Indie labels, major labels, internet business models
Can you have a music platform that doesn’t include the major labels? That’s a big question. The majors are the ones still holding onto the business in the tightest way with the fiercest grip. And they have both the back catalog and the best artists. So saying that you could build some kind of music business without them seems counter intuitive. The money that these guys want for their content just doesn’t equate to a model that breaks even for an internet business. So how do you monetize profitably?
I suspect that there might be answer in pooling together a conglomerate of indie labels. That’s where it feels like the innovation could happen and where you wouldn’t have to negotiate with these sleazy greasy faux-mobster types staring at you with glassy-eyed corruption.
I’m thinking of a model like Hype Machine with a few different components and inputs. I think it starts with a couple key concepts. First, you get the content on the right revenue share. Don’t start with Sony and don’t start with Universal. Instead, I’d focus all of my time on major indies like Merge, Sub Pop, Touch and Go, Mute and a few others. If you can get Merge and Sub Pop, you’re in as far as I’m concerned. Plus, of course, you create some kind of templated ability for unsigned bands to upload their content in a formatted normalized way. That’s not too difficult. We’re circling around a couple of businesses now. It’s Hype Machine probably. It’s also RCRDLBL. Maybe it’s an extension of CD Baby.
Step two is to build a widgetable player. That’s really the key. A simple embedded widget that publishers can use to scroll through a content directory and create playlists of licensed content they like. Single songs or whole mixes. Whatever. The widget also has some ability to present visual advertising in conjunction with the playing of the song. That’s like the new MySpace music and it’s a good idea. Music bloggers, corporate websites, etc where they feel like they have a rich library of content to choose from and that complements their existing content.

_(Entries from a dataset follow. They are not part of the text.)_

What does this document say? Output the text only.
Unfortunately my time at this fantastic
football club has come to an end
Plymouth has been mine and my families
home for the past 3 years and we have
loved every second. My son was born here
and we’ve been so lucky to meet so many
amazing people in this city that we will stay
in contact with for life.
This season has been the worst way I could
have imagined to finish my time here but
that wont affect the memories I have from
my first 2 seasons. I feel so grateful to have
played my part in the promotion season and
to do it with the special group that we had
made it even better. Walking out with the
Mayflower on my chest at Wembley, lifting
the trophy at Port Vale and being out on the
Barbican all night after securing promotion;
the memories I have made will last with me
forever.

Step three (maybe these aren’t in the right order or maybe they all happen at the same time) is of course reaching out to advertisers and convincing them that this is content they’re comfortable with their brand sitting next to. Maybe what this really is is Pandora. Right? You convince advertisers that for their purposes they need to let go of whether it’s a specific band that their advertising is sitting next to and instead get them to buy into these micro-genres that the weirdos at Pandora have created.
“Listen, Mr. Marketing Director at Coca-Cola, for your new youth-oriented site, don’t worry about getting Fall Out Boy. Instead pay us x and Coke will sit next to over 2,000 different bands all of whom have been broadly categorized as ‘hair driven whining with power chords’”
The money is coming from the advertisers for long tail brand distribution that happens in conjunction with a music delivery widget that is essentially an ad-supported player linked to an ever-growing database of content. And, again, the question is: can you get this thing off the ground with a couple major indies as content anchors (like Merge and Sub Pop) and not worry about the price gouging that the majors will try to enforce. And then hope/wait for them to go out of business.
RCRDLBL seems closest to this approach, based on how their site looks right now. But the point, of course, is that it shouldn’t be a ‘site’ but a widget that syndicates out across the ‘Net.